JS Tip of the Day: Variables in Strings with Template Literals

Variables in Strings with Template Literals
Version: ES2015
Level: Beginner

It’s not uncommon that you’d need to add variable values into your strings. For example if you’re telling the user the results of a test, you might need to use something like:

let grade = 'A+';
let message = 'Your grade is ' + grade + '!';

Historically, this is how you would add values to a string, using the addition or string concatenation operator (+). But with the newer template literal syntax for strings, you no longer have to terminate the string, add what you want, then start up a new string up again, bridging them all together with + operators.

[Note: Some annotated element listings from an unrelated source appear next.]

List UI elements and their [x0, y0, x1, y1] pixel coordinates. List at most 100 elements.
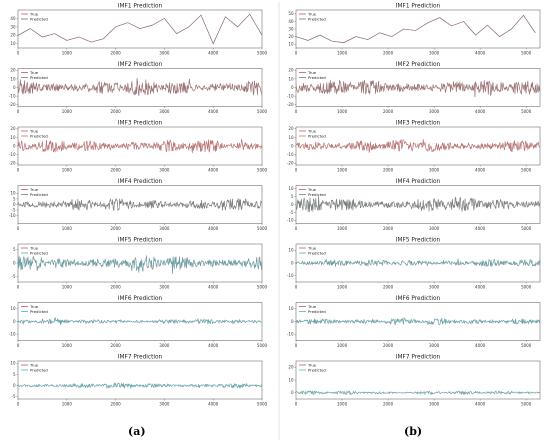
legend-true-label: True [29, 70, 39, 75]
y-tick-label: 10 [10, 135, 16, 140]
x-tick-label: 3000 [159, 226, 170, 231]
x-tick-label: 3000 [429, 109, 440, 114]
x-tick-label: 5000 [257, 226, 268, 231]
y-tick-label: -10 [287, 332, 294, 337]
y-tick-label: -10 [287, 273, 294, 278]
y-tick-label: 10 [288, 76, 294, 81]
x-tick-label: 1000 [337, 402, 348, 407]
y-tick-label: 40 [288, 19, 294, 24]
x-tick-label: 4000 [208, 168, 219, 173]
x-tick-label: 0 [295, 285, 298, 290]
y-tick-label: 5 [13, 196, 16, 201]
legend-true-label: True [307, 245, 317, 250]
imf-chart-a-3: IMF3 Prediction 0 1000 2000 3000 4000 5000 -20 -… [9, 121, 268, 173]
x-tick-label: 0 [17, 343, 20, 348]
x-tick-label: 4000 [475, 168, 486, 173]
x-tick-label: 5000 [257, 109, 268, 114]
x-tick-label: 4000 [475, 109, 486, 114]
x-tick-label: 0 [17, 402, 20, 407]
legend-true-label: True [307, 362, 317, 367]
y-tick-label: 10 [10, 306, 16, 311]
legend-predicted-label: Predicted [308, 16, 326, 21]
plot-frame [295, 302, 541, 341]
y-tick-label: -10 [9, 152, 16, 157]
y-tick-label: 20 [288, 365, 294, 370]
y-tick-label: 0 [291, 85, 294, 90]
series-predicted-line [18, 382, 262, 389]
chart-title: IMF4 Prediction [396, 179, 441, 185]
legend-predicted-label: Predicted [308, 192, 326, 197]
legend-predicted-label: Predicted [30, 133, 48, 138]
series-predicted-line [296, 14, 536, 43]
series-predicted-line [296, 139, 540, 153]
x-tick-label: 4000 [208, 402, 219, 407]
series-predicted-line [18, 77, 262, 96]
legend-true-label: True [307, 304, 317, 309]
x-tick-label: 2000 [111, 51, 122, 56]
x-tick-label: 0 [295, 343, 298, 348]
y-tick-label: 20 [10, 33, 16, 38]
y-tick-label: -5 [290, 210, 294, 215]
imf-chart-b-6: IMF6 Prediction 0 1000 2000 3000 4000 5000 -10 0… [287, 296, 541, 348]
y-tick-label: 20 [288, 68, 294, 73]
plot-frame [295, 243, 541, 283]
y-tick-label: 20 [10, 68, 16, 73]
x-tick-label: 2000 [383, 226, 394, 231]
x-tick-label: 2000 [383, 109, 394, 114]
legend-true-label: True [29, 362, 39, 367]
legend-predicted-label: Predicted [308, 250, 326, 255]
legend-true-label: True [29, 128, 39, 133]
chart-title: IMF2 Prediction [118, 62, 163, 68]
y-tick-label: 10 [10, 76, 16, 81]
chart-title: IMF3 Prediction [118, 121, 163, 127]
x-tick-label: 3000 [159, 285, 170, 290]
y-tick-label: 0 [291, 202, 294, 207]
y-tick-label: 50 [288, 11, 294, 16]
x-tick-label: 4000 [208, 51, 219, 56]
legend-predicted-label: Predicted [30, 250, 48, 255]
y-tick-label: 10 [288, 186, 294, 191]
legend-predicted-label: Predicted [308, 309, 326, 314]
x-tick-label: 5000 [521, 285, 532, 290]
x-tick-label: 5000 [521, 343, 532, 348]
x-tick-label: 0 [17, 226, 20, 231]
y-tick-label: 0 [291, 319, 294, 324]
panel-label-b: (b) [404, 425, 423, 438]
x-tick-label: 1000 [62, 109, 73, 114]
legend-true-label: True [307, 70, 317, 75]
plot-frame [295, 360, 541, 400]
x-tick-label: 1000 [337, 343, 348, 348]
y-tick-label: 40 [10, 16, 16, 21]
imf-chart-b-4: IMF4 Prediction 0 1000 2000 3000 4000 5000 -10 -… [287, 179, 541, 231]
legend-predicted-label: Predicted [308, 133, 326, 138]
y-tick-label: 10 [10, 41, 16, 46]
y-tick-label: 0 [291, 143, 294, 148]
y-tick-label: -10 [287, 218, 294, 223]
legend-predicted-label: Predicted [308, 367, 326, 372]
y-tick-label: -20 [9, 102, 16, 107]
series-predicted-line [296, 316, 540, 326]
x-tick-label: 0 [295, 168, 298, 173]
y-tick-label: 0 [13, 260, 16, 265]
x-tick-label: 4000 [208, 109, 219, 114]
y-tick-label: -5 [12, 207, 16, 212]
y-tick-label: -10 [287, 152, 294, 157]
x-tick-label: 0 [17, 109, 20, 114]
x-tick-label: 3000 [159, 109, 170, 114]
imf-chart-a-5: IMF5 Prediction 0 1000 2000 3000 4000 5000 -5 0 5… [12, 238, 268, 290]
x-tick-label: 2000 [383, 168, 394, 173]
x-tick-label: 4000 [475, 226, 486, 231]
y-tick-label: 10 [288, 135, 294, 140]
series-predicted-line [18, 255, 262, 273]
series-predicted-line [18, 198, 262, 211]
x-tick-label: 4000 [208, 226, 219, 231]
y-tick-label: -20 [287, 102, 294, 107]
x-tick-label: 4000 [475, 402, 486, 407]
x-tick-label: 4000 [208, 285, 219, 290]
x-tick-label: 3000 [159, 402, 170, 407]
legend-true-label: True [29, 245, 39, 250]
plot-frame [17, 126, 263, 166]
y-tick-label: 30 [10, 24, 16, 29]
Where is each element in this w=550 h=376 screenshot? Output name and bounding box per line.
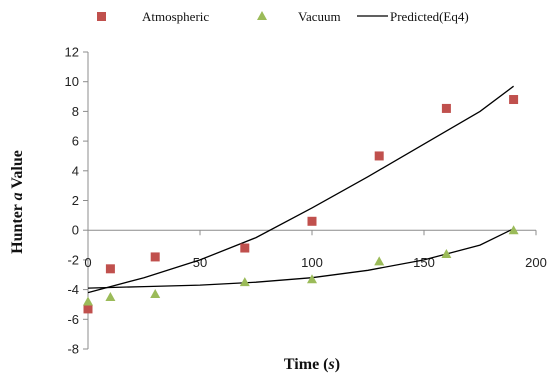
y-axis-title-end: Value <box>9 150 26 192</box>
vacuum-point <box>83 296 93 306</box>
vacuum-point <box>239 277 250 287</box>
legend-item-predicted: Predicted(Eq4) <box>357 9 469 24</box>
y-tick-label: -6 <box>67 312 79 327</box>
legend-label-atmospheric: Atmospheric <box>142 9 209 24</box>
legend-item-atmospheric: Atmospheric <box>97 9 209 24</box>
x-tick-label: 200 <box>525 255 547 270</box>
y-tick-label: 0 <box>72 223 79 238</box>
data-markers <box>83 95 519 314</box>
vacuum-point <box>508 225 519 235</box>
vacuum-point <box>307 274 317 284</box>
atmospheric-point <box>150 252 160 262</box>
y-tick-label: -8 <box>67 342 79 357</box>
legend-label-vacuum: Vacuum <box>298 9 341 24</box>
vacuum-point <box>105 292 116 302</box>
legend: Atmospheric Vacuum Predicted(Eq4) <box>97 9 469 24</box>
y-tick-label: 12 <box>65 45 79 60</box>
atmospheric-point <box>240 243 250 253</box>
legend-marker-vacuum <box>257 11 267 20</box>
x-tick-label: 100 <box>301 255 323 270</box>
y-axis-title-main: Hunter <box>9 200 26 253</box>
x-axis-title: Time (s) <box>284 356 340 373</box>
y-tick-label: -2 <box>67 252 79 267</box>
y-tick-label: 8 <box>72 104 79 119</box>
atmospheric-point <box>307 216 317 226</box>
legend-label-predicted: Predicted(Eq4) <box>390 9 469 24</box>
y-tick-label: -4 <box>67 282 79 297</box>
x-axis-title-end: ) <box>335 356 340 373</box>
atmospheric-point <box>374 151 384 161</box>
y-axis-title: Hunter a Value <box>9 150 26 254</box>
y-tick-label: 2 <box>72 193 79 208</box>
x-axis-title-unit: s <box>328 356 335 373</box>
vacuum-point <box>441 248 452 258</box>
atmospheric-point <box>83 304 93 314</box>
atmospheric-point <box>105 264 115 274</box>
atmospheric-point <box>509 95 519 105</box>
x-tick-label: 0 <box>84 255 91 270</box>
vacuum-point <box>150 289 161 299</box>
legend-marker-atmospheric <box>97 12 106 21</box>
atmospheric-point <box>441 103 451 113</box>
x-axis-title-main: Time ( <box>284 356 329 373</box>
predicted-curve-atmospheric <box>87 85 514 294</box>
y-tick-label: 4 <box>72 163 79 178</box>
y-tick-label: 6 <box>72 134 79 149</box>
vacuum-point <box>374 256 385 266</box>
legend-item-vacuum: Vacuum <box>257 9 341 24</box>
y-axis-title-var: a <box>9 192 26 200</box>
y-tick-label: 10 <box>65 74 79 89</box>
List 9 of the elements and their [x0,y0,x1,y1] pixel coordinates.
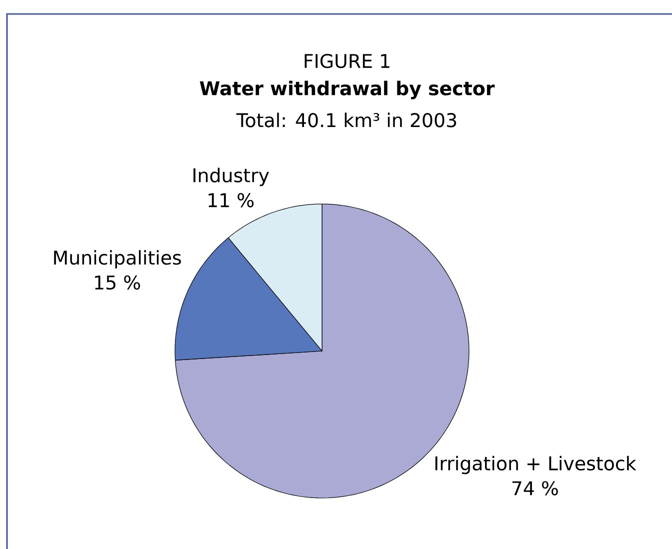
data-label: 74 % [512,481,558,496]
slice-label: Irrigation + Livestock [435,456,636,474]
chart-title: Water withdrawal by sector [200,80,495,100]
chart-subtitle: Total: 40.1 km³ in 2003 [236,112,456,128]
data-label: 11 % [208,193,254,208]
slice-label: Industry [194,168,269,186]
caption: FIGURE 1 [304,54,390,68]
data-label: 15 % [95,275,140,290]
slice-label: Municipalities [54,250,181,268]
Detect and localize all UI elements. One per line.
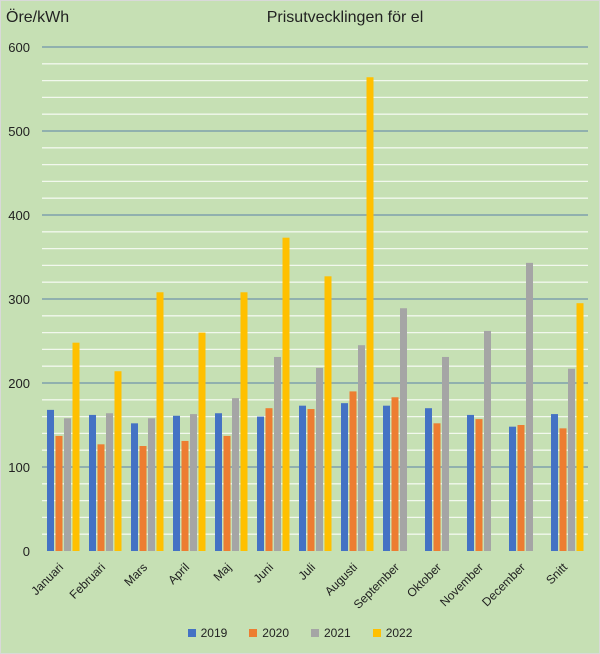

Instead you can place a variable (or any expression, really) directly within the string using the interpolation syntax ${}.

let grade = 'A+';
let message = `Your grade is ${grade}!`;

Anything inside ${} in a template literal string (strings defined with `) will be evaluated and inserted into the resulting string at that location. This makes it much easier to insert values into your strings in a way that can also be easier to read.

Keep in mind, however, that this syntax does not work with strings defined with single or double quotes. It only works with template literal strings defined with backticks.

let grade = 'A+';
let message = `Your grade is ${grade}!`;
console.log(message); // Your grade is A+!

let quotedMessage = 'Your grade is ${grade}!';
console.log(quotedMessage); // Your grade is ${grade}!